Tuesday, May 17, 2011


 
Dark days for democracy

The House of Representatives has passed a bill that will abolish Medicare. Instead, older Americans will receive vouchers to pay for private insurance. 

This will tear a huge hole in the social safety net. Under Medicare, the government provides health insurance to older Americans. When the cost of health care goes up, Medicare will continue to pay for it. Under the new plan each individual person will face a very large insurance company. Will the vouchers automatically increase if the insurance company raises its rates? There is no indication of that. Even if the vouchers pay for adequate health insurance today, they will certainly not do so five years from now. Healthcare for all Americans will become a privilege of the well to do. People who worked all their lives will find themselves unable to pay their doctors and hospital bills or pay for their medications.

For anyone approaching retirement age, this is alarming news.

For anyone concerned about democracy in our country, it raises serious questions.
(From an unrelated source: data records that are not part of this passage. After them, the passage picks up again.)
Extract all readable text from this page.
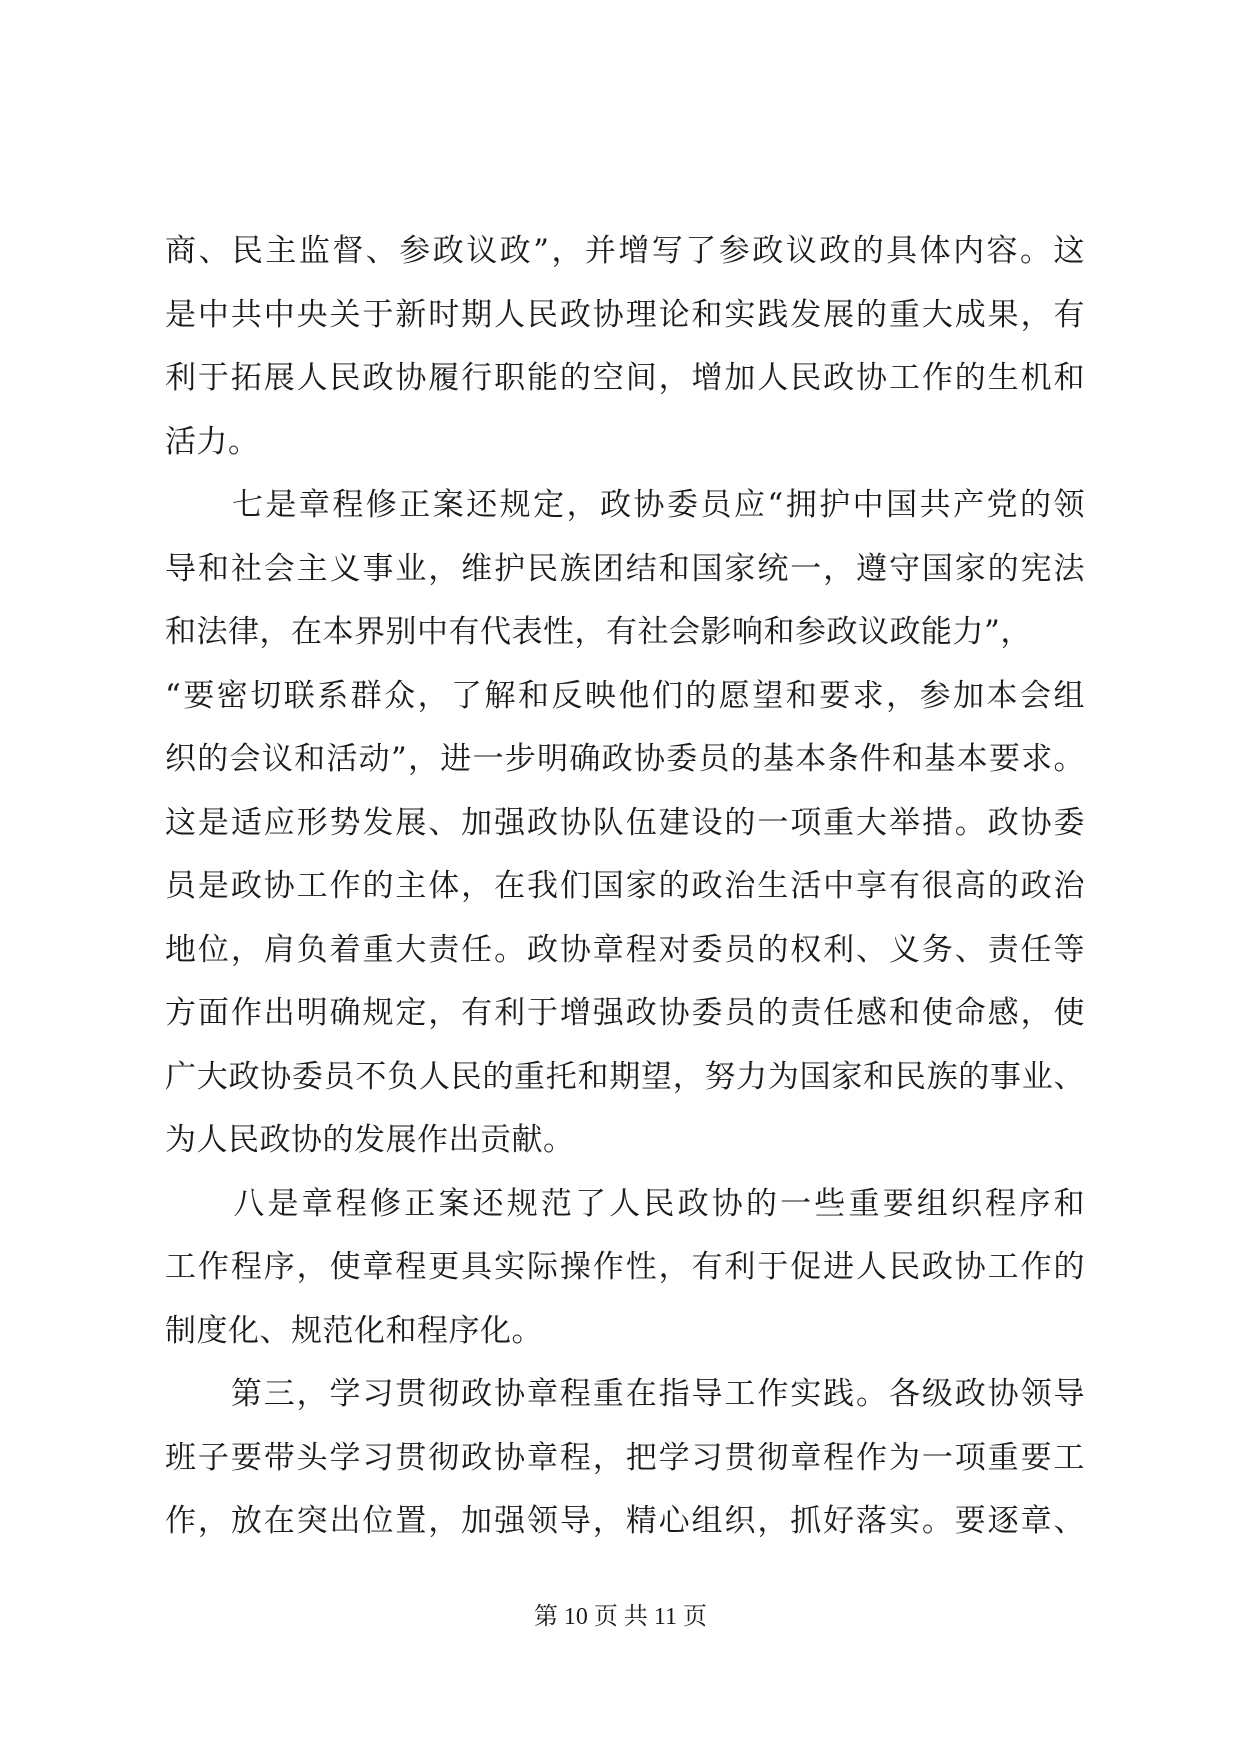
商、民主监督、参政议政”，并增写了参政议政的具体内容。这
是中共中央关于新时期人民政协理论和实践发展的重大成果，有
利于拓展人民政协履行职能的空间，增加人民政协工作的生机和
活力。
　　七是章程修正案还规定，政协委员应“拥护中国共产党的领
导和社会主义事业，维护民族团结和国家统一，遵守国家的宪法
和法律，在本界别中有代表性，有社会影响和参政议政能力”，
“要密切联系群众，了解和反映他们的愿望和要求，参加本会组
织的会议和活动”，进一步明确政协委员的基本条件和基本要求。
这是适应形势发展、加强政协队伍建设的一项重大举措。政协委
员是政协工作的主体，在我们国家的政治生活中享有很高的政治
地位，肩负着重大责任。政协章程对委员的权利、义务、责任等
方面作出明确规定，有利于增强政协委员的责任感和使命感，使
广大政协委员不负人民的重托和期望，努力为国家和民族的事业、
为人民政协的发展作出贡献。
　　八是章程修正案还规范了人民政协的一些重要组织程序和
工作程序，使章程更具实际操作性，有利于促进人民政协工作的
制度化、规范化和程序化。
　　第三，学习贯彻政协章程重在指导工作实践。各级政协领导
班子要带头学习贯彻政协章程，把学习贯彻章程作为一项重要工
作，放在突出位置，加强领导，精心组织，抓好落实。要逐章、
第 10 页 共 11 页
The congressmen-and-women who voted for this assault on health care for all Americans were elected by the people, often those very older Americans who are now under attack. If you thought that democracy meant that ordinary people can ensure that their interests will be heard and heeded by the government, think again. Here are representatives elected by people concerned about their taxes, about their shrinking disposable incomes. They may have been frightened by Sarah Palin's talk about “death panels.” So they voted for a conservative candidate who promised to protect the limited incomes of the elderly. Once elected those same representatives throw the elderly on the harsh mercy of the private insurance market and tell them to sink or swim. For sure many of them are going to sink. They have been betrayed by the people in whom they put their confidence.

Clearly the voters made bad choices. Clearly the candidates misrepresented their real agendas. Given ill-informed voters and deceptive candidates, democracy will not function to protect the people. Instead it will protect the growing wealth of insurance companies.

But I am not hearing an outcry about the failures of our democratic process, although more and more frequently observers note that democracy, as we practice it, is government by, for, and of the rich. No one seems to be in a hurry to address that problem.

We supported – if somewhat reluctantly – the democratic uprisings in Egypt and Tunisia. We are bombing Libya supposedly to support the democratic rebels in that country. Unfortunately we are not prepared to lift a finger to restore democracy in the United States.